Quanto à Alemanha, é evidente que a tendência é pensar que por ter tido tantas dificuldades de bater uma seleção mais fraca a equipe obviamente não jogou bem, mas não foi o caso. A Argélia complicou demais a vida do time de Löw, que teve que jogar tudo o que sabe e suar bastante para vencer a partida. A Alemanha mostrou qualidade para superar uma defesa fechada e, acima de tudo, muita paciência e perseverança na busca do gol. Problemas? Claro que houve, e mais uma vez dizem respeito à linha defensiva. É impossível o técnico alemão não ter visto que sua equipe cresceu com a entrada de um lateral na sua função de origem. A França certamente saberá explorar essa deficiência muito bem, e tem mais qualidade que a Argélia para transformar as chances em uma vitória.

Ficha técnica
Copa do Mundo 2014 - Oitavas de Final
30/junho/2014
ALEMANHA 2 x ARGÉLIA 1
Local: Beira-Rio, Porto Alegre (BRA)
Árbitro: Sandro Meira Ricci (BRA)
Público: 43.063
Gols: Schürrle 1 do 1º da prorrogação; Özil 14 e Djabou 16 do 2º da prorrogação
Cartão amarelo: Lahm e Halliche
ALEMANHA: Neuer (7,5), Mustafi (5,5) (Khedira, 24 do 2º - 6,5), Mertesacker (7), Boateng (6,5) e Höwedes (5,5); Lahm (6,5), Schweinsteiger (7) (Kramer, 4 do 2º da prorrogação - intervalo) e Kroos (6,5); Özil (6), Müller (7) e Götze (5,5) (Schürrle, intervalo - 7). Técnico: Joachim Löw
ARGÉLIA: M'Bolhi (8), Mostefa (5,5), Belkalem (5) e Halliche (6,5) (Bouguerra, 6 do 1º da prorrogação - 5,5); Mandi (6,5), Lacen (6,5), Taider (6) (Brahimi, 32 do 2º - 6), Feghouli (6), Soudani (6,5) (Djabou, 9 do 1º da prorrogação - 6,5) e Ghoulam (6); Slimani (7). Técnico: Vahid Halilhodzic

Comentários

Chico disse…
É o mesmo filme no jogo do Panzer.

Löw é um técnico burro com sorte. Mustafi teve que se machucar para o Lahm jogar na lateral e o time melhorar na partida.
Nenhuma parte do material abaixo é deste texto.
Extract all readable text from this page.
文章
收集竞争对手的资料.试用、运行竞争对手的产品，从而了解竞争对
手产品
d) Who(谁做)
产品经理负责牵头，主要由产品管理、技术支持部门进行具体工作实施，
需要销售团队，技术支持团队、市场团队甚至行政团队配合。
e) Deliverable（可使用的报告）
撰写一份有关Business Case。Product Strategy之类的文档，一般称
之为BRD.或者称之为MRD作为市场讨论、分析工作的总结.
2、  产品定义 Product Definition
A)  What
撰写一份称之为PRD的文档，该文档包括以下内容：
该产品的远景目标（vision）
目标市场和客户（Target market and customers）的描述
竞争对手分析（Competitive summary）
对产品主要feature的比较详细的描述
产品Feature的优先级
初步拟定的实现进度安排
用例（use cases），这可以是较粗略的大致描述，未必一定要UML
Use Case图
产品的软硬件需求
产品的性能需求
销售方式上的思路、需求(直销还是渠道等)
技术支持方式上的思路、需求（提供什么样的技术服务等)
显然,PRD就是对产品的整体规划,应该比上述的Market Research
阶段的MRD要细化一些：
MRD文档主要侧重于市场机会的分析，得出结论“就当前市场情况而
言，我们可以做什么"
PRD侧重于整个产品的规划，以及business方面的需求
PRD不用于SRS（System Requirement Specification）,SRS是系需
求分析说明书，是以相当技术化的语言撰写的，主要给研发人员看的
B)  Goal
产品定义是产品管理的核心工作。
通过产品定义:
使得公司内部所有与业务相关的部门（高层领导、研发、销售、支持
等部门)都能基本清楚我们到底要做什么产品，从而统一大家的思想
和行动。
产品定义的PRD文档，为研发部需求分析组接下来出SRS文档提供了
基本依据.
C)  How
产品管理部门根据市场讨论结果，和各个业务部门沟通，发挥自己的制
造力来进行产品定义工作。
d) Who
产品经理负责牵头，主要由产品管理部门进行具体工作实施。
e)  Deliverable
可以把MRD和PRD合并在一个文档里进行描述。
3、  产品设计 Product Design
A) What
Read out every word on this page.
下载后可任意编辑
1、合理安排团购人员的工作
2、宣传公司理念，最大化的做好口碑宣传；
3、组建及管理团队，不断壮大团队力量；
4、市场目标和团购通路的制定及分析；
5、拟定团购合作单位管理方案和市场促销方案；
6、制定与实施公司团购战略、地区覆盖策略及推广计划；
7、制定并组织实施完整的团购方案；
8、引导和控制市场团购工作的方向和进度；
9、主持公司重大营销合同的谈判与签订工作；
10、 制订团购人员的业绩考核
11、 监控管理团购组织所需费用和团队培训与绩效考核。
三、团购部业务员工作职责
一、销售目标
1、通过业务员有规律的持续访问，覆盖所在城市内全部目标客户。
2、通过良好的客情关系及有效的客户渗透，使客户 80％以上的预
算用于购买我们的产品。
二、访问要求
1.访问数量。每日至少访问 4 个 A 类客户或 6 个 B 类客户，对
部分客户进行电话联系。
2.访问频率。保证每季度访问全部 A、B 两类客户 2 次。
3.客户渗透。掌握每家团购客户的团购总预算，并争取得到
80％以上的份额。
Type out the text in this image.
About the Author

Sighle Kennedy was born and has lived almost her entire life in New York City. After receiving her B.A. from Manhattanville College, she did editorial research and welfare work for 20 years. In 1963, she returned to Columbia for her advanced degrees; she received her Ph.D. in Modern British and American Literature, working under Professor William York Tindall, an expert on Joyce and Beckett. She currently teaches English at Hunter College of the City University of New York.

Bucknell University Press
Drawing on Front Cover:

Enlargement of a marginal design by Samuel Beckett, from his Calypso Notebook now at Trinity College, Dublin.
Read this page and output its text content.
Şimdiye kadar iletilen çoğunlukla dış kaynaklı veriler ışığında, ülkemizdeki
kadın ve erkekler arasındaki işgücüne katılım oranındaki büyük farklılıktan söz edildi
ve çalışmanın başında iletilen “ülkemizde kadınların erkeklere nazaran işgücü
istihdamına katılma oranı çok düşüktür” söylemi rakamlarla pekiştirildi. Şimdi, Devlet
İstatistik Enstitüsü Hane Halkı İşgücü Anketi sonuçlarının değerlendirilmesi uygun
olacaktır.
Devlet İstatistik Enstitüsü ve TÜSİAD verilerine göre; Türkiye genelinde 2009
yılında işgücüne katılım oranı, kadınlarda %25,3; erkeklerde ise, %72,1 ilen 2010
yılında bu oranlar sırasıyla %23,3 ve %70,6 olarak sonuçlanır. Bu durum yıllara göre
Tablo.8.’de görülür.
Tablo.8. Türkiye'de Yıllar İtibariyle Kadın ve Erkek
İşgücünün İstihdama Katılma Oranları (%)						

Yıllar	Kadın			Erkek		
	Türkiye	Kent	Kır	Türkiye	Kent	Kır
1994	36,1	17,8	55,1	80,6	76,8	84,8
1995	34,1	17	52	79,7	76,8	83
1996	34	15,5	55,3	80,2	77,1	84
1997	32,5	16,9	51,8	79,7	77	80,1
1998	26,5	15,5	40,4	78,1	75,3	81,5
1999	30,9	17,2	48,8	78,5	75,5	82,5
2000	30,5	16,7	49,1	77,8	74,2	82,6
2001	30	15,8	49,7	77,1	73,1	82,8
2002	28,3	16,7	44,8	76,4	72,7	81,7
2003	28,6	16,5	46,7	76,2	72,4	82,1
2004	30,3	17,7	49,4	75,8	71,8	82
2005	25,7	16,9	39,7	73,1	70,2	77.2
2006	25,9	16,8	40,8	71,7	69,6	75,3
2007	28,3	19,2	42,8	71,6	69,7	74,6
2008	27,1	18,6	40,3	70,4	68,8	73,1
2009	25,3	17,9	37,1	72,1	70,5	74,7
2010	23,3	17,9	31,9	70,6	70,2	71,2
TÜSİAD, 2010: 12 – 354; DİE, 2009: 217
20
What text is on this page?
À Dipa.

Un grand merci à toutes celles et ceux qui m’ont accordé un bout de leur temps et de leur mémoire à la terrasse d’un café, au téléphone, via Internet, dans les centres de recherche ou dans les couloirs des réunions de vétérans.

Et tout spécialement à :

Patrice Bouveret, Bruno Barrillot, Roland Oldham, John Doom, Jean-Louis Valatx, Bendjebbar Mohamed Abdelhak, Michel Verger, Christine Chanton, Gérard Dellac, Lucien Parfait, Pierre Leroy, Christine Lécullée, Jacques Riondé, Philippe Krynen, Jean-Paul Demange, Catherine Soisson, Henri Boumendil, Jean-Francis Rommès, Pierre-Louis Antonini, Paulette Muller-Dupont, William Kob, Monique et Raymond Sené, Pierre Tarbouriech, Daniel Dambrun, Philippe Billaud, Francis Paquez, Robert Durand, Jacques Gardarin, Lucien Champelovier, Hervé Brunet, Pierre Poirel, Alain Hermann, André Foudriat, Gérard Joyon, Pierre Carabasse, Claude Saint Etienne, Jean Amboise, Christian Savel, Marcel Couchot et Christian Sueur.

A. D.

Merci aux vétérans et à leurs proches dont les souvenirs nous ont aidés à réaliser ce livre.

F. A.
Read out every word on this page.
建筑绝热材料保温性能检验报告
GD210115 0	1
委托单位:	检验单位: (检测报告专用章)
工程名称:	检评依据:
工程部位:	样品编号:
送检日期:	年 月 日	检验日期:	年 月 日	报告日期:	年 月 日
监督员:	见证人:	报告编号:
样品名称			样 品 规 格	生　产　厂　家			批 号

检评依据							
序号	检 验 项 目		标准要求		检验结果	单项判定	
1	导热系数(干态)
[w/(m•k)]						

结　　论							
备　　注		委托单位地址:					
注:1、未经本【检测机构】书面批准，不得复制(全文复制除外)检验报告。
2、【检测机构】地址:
"Müller, o centroavante, criou a jogada como ponta esquerda". Óbvio! Colocar o melhor jogador do time isolado na área brigando com os zagueiros é a maior estupidez desta copa.

Nem vou falar sobre Klose, pois não há mais impropérios para definir a sua reserva.

Vine disse…
Low tá pedindo pra perder uma copa quase ganha, e vai experimentar isso contra o rápido time da França. Prevejo uns 8 gols de contra ataque (risos)
Vicente Fonseca disse…
É incrível, se Löw não percebeu que o time melhorou sensivelmente com a entrada de Lahm na lateral e Khedira no meio, fica difícil apostar na Alemanha.

Meu time: Neuer, Lahm, Mertesacker, Hummels e Boateng; Khedira, Schweinsteiger e Özil; Müller, Klose e Götze.